Classical drama collides with modern-day excess in Charles Mee’s Big Love, a fiercely extravagant adaptation of Aeschylus’ The Suppliant Maidens that The New York Times describes as “an MGM musical in Technicolor, a circus and, believe it, a Greek tragedy.”
Shows, presented by Washington University’s Performing Arts Department (PAD) in Arts & Sciences, begin at 8 p.m. Thursday, April 24; at 5 p.m. and 9 p.m. Saturday, April 26; and at 2 p.m. and 7 p.m. Sunday, April 27, in the A.E. Hotchner Studio Theatre, located in the Mallinckrodt Student Center, 6445 Forsyth Blvd. Tickets are $12 ($8 for students, senior citizens and Washington University faculty and staff) and are available through the Edison Theatre Box Office, (314) 935-6543, and all MetroTix outlets. For more information, call (314) 935-6543.
Written in approximately 490 B.C., The Suppliant Maidens is one of the oldest surviving dramas in Western literature. Mee, a former historian and magazine editor, uses the basic storyline — 50 sisters flee arranged marriage to their 50 cousins — as a kind of launch pad for a wide-ranging, and frequently Dionysian, rumination on the so-called “battle of the sexes.”
The sisters, who originally functioned as a chorus, are here rendered as three distinct voices: the militant Thyona (sophomore Aundriel Potier), the romantic Olympia (senior Nicole Blicher) and the conflicted Lydia (senior Jea Hyun Rhyu). Rebelling against the unwanted nuptials, the three take refuge in the spacious Italian villa of Piero (senior Sam Reiff-Pasarew), yet their suitors — American émigrés Constantine (senior Chris Narducci), Oed (sophomore Damien Cortese) and Nikos (junior Jared Macke) — remain in hot pursuit, descending upon the villa by helicopter. When Piero’s attempts to arbitrate the matter fail, the sisters resolve to marry and then murder their would-be husbands, despite Lydia’s growing fondness for the sweet-tempered Nikos.
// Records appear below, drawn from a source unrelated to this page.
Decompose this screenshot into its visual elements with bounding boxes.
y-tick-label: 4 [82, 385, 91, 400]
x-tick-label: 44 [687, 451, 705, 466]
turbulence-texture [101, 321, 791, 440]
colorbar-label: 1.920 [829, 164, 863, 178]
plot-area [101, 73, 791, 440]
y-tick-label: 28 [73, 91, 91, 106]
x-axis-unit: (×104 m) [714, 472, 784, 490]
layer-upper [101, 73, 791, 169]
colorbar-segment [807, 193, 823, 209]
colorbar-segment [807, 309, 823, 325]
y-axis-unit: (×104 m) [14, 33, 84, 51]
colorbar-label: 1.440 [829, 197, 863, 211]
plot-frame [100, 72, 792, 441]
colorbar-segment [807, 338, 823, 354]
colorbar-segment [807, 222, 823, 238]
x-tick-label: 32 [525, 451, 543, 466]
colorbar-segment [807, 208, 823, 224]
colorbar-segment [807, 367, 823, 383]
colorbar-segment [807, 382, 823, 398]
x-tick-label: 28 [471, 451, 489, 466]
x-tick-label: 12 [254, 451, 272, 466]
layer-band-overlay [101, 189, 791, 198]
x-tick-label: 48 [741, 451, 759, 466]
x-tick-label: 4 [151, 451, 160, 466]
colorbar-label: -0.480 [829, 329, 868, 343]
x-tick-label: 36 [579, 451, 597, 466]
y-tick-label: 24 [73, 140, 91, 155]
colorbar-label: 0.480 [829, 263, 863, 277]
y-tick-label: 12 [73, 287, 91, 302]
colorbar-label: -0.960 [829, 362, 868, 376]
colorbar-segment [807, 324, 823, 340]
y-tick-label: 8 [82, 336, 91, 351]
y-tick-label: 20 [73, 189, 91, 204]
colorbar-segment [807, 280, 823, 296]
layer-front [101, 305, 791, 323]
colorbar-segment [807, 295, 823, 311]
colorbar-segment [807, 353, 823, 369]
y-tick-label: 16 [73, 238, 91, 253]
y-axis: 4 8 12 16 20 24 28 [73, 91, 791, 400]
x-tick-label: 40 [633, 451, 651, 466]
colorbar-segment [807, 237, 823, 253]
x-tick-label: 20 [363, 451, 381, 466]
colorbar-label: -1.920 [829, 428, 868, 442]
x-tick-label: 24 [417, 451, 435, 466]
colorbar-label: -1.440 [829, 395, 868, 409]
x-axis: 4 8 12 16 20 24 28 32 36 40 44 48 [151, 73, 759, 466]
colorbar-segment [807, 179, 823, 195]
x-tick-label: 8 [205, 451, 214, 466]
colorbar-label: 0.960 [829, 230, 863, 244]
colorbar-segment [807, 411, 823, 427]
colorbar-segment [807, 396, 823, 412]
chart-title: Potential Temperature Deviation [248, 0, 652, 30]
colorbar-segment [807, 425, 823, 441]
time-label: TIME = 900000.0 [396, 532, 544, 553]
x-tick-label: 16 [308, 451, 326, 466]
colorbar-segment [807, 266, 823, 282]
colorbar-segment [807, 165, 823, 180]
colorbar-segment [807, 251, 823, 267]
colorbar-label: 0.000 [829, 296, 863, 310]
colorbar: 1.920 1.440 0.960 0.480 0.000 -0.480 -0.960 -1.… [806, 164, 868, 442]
“It’s a play filled with sensory excess, sensory overload,” said Andrea Urice, artist-in-residence in the PAD, who directs the cast of 15. “The music is beautiful but played too loudly; the clothes — tuxedoes and wedding dresses — are lovely but get smeared with blood and wedding cake. You have very tender, poignant moments and then you have stuff that’s completely over the top: the beautiful and the ugly all wrapped up into one.”
Urice first encountered Big Love at its premiere at the 2000 Humana Festival of New American Plays in Louisville, Ky. She noted that, while Mee does touch on what are sometimes referred to as “gender issues,” particularly those relating to power and control, his larger themes are “the collisions that happen at the intersections of all human relationships, when flawed creatures meet and grapple with issues larger than themselves.”
“It’s messy and difficult, and it extends beyond just men and women fighting,” she added. “Ultimately, I think he’s asking us to look at how humans behave when we’re in ‘crisis mode’ — when we’re facing imminent disaster or other difficult situations — and what it would be like to live in that heightened state all the time.”
Mee, whose struggles with polio are recounted in the memoir A Nearly Normal Life, took up playwriting late in life; his first New York production, The Imperialists at the Club Cave Canem, came in 1988, when the author was 49. His stage works, collectively dubbed “the (re)making project,” frequently incorporate existing texts. For example, in addition to Aeschylus, Big Love references works by10th-century Japanese author Sei Shonagon; would-be Warhol assassin Valerie Solanus; and self-help gurus Leo Buscaglia and Gerald G. Jampolsky, among many others.
“There is no such thing as an original play,” Mee argues on his Web site, charlesmee.org, noting that the classical Greek plays were “all based on earlier plays or poems or myths.” Yet he adds that an author’s work is inevitably stamped by his or her own history, society and psychology. “And so, whether we mean to or not, the work we do is both received and created, both an adaptation and an original, at the same time. We re-make things as we go.”
The PAD technical crew includes scenic designer Christopher Pickart, artist-in-residence, who, in order to accommodate the play’s significant physical demands, has subtly fashioned the stage as a kind of giant wrestling mat. Costumes are by senior Cassandra Beaver. Lighting is by David Vogel, technical director and artist-in-residence, with sound by senior Erin Whitten. Lou Bird served as guest fight director.